Teich agradeceu a equipe de secretários e fez um aceno a representantes de estados e municípios, com quem teve embates no cargo. "A missão da saúde é tripartite, e isso é uma coisa importante de deixar claro. O Ministério da Saúde vê isso como verdadeiro e essencial. É um momento em que o país inteiro luta pela saúde", disse.

Teich citou ainda deixar um plano com diretrizes que indica diferentes níveis de isolamento social para serem adotados por estados e municípios. "Traçamos aqui um plano estratégico que foi iniciado e deve ser seguido. Temos o foco total na Covid, e temos todo um sistema que envolve a população e deve ser cuidado. Todo o sistema é pensado em paralelo. Nesse período, auxiliamos estados e municípios a passar por essas dificuldades", afirmou.

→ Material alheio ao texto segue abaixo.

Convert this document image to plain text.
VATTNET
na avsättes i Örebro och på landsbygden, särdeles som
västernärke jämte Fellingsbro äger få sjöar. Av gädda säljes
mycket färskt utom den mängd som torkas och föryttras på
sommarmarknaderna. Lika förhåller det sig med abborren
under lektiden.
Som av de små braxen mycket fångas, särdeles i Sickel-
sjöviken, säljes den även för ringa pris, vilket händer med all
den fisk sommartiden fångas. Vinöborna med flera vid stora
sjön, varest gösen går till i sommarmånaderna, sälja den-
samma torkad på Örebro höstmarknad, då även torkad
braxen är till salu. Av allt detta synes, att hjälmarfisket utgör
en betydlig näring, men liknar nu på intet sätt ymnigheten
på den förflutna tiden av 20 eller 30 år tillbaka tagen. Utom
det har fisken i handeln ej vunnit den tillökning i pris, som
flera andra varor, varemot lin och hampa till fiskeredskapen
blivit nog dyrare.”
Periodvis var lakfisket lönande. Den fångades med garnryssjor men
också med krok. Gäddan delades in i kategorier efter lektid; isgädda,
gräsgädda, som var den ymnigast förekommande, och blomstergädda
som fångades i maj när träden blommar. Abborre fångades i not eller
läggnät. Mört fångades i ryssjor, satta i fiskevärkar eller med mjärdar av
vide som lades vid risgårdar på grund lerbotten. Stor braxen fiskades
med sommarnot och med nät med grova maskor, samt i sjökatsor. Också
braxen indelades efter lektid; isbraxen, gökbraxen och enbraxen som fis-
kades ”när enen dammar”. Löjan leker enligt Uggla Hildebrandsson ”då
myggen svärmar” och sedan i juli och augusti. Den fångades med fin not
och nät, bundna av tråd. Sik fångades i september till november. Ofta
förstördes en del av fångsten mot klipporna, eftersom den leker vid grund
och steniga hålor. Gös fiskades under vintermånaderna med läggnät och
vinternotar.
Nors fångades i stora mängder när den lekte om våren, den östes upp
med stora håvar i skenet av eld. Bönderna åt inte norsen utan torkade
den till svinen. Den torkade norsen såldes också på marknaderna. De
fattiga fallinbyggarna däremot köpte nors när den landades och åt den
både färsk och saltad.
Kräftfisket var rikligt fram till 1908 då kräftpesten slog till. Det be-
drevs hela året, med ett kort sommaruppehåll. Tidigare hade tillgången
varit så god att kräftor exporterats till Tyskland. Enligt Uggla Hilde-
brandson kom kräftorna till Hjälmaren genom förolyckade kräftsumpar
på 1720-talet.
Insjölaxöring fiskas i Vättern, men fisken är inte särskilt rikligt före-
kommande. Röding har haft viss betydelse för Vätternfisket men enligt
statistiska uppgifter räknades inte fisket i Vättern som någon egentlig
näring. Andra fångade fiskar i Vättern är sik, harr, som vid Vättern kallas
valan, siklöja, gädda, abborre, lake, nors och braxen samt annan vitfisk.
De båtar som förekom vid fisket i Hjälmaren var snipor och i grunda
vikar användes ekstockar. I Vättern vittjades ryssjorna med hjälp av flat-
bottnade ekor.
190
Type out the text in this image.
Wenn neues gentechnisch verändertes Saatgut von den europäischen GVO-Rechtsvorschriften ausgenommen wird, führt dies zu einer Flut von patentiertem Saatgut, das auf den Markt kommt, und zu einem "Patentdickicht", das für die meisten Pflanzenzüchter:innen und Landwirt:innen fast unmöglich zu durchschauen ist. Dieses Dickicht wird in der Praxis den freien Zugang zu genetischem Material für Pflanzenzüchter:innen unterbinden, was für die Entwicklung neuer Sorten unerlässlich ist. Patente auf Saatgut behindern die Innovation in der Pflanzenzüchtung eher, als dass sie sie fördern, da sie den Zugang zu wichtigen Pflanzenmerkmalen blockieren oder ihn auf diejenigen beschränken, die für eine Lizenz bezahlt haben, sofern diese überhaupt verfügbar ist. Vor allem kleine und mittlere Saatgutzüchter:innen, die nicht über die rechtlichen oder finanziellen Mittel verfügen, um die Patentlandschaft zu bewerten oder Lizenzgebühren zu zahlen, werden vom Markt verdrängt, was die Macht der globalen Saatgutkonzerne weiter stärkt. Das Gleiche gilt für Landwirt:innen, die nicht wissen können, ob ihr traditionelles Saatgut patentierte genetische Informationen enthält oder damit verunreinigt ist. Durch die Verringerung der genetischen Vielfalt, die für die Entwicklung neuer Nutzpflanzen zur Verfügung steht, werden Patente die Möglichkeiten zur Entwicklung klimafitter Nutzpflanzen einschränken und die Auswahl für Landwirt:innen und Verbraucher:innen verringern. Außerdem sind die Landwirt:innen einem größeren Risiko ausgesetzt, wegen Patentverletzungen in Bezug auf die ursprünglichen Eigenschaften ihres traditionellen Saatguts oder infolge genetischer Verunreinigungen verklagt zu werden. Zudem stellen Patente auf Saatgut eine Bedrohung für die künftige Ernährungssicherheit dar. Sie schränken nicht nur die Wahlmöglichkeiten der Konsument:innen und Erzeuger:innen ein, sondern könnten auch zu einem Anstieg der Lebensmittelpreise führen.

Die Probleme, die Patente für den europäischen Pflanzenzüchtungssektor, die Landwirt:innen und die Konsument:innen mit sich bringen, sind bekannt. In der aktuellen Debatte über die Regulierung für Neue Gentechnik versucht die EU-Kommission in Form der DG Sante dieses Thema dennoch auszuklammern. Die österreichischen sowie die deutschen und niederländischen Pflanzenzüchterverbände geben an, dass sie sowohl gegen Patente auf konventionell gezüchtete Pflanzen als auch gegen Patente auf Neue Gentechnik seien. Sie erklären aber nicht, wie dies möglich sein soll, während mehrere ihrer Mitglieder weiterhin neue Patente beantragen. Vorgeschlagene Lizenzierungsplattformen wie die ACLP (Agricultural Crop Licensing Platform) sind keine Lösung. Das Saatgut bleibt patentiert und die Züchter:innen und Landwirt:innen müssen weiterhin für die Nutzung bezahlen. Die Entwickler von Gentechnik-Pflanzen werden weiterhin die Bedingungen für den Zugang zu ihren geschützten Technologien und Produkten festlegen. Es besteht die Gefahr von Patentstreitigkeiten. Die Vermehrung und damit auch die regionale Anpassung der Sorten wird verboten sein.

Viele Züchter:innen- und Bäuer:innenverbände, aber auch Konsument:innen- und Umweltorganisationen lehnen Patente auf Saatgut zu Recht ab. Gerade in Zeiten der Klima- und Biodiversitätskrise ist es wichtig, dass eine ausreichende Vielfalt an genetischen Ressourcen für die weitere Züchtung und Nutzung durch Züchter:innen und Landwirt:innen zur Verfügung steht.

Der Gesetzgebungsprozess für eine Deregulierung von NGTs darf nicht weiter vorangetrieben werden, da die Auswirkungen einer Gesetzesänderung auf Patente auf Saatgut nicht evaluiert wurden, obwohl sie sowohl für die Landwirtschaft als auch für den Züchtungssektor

Ele evitou comentar sobre atritos que levaram a sua saída do cargo e agradeceu ao presidente Jair Bolsonaro, dizendo que "seria muito ruim" para sua carreira não ter tido a oportunidade de atuar no Ministério da Saúde. "Não aceitei o convite pelo cargo, mas porque achava que poderia ajudar o Brasil e as pessoas."

Antecessor de Teich no cargo, o ex-ministro da Saúde Luiz Henrique Mandetta classificou, em entrevista à reportagem, a saída do sucessor e o tempo de permanência dele no cargo como "um mês perdido no meio da pandemia". "Foi um mês perdido, que jogaram fora no meio da epidemia", disse, em referência à dificuldade do sucessor em nomear equipe e adotar ações.

"Eu pedi para a equipe permanecer para ajudar, e em um mês exoneraram praticamente todo mundo, e não nomearam os novos. E agora ele sai?" "Talvez ele [Bolsonaro] deva colocar lá uma pessoa que não seja médica, que não tenha muito compromisso e possa acelerar o que ele quer, porque fica difícil para um médico passar por cima de princípios básicos da ciência."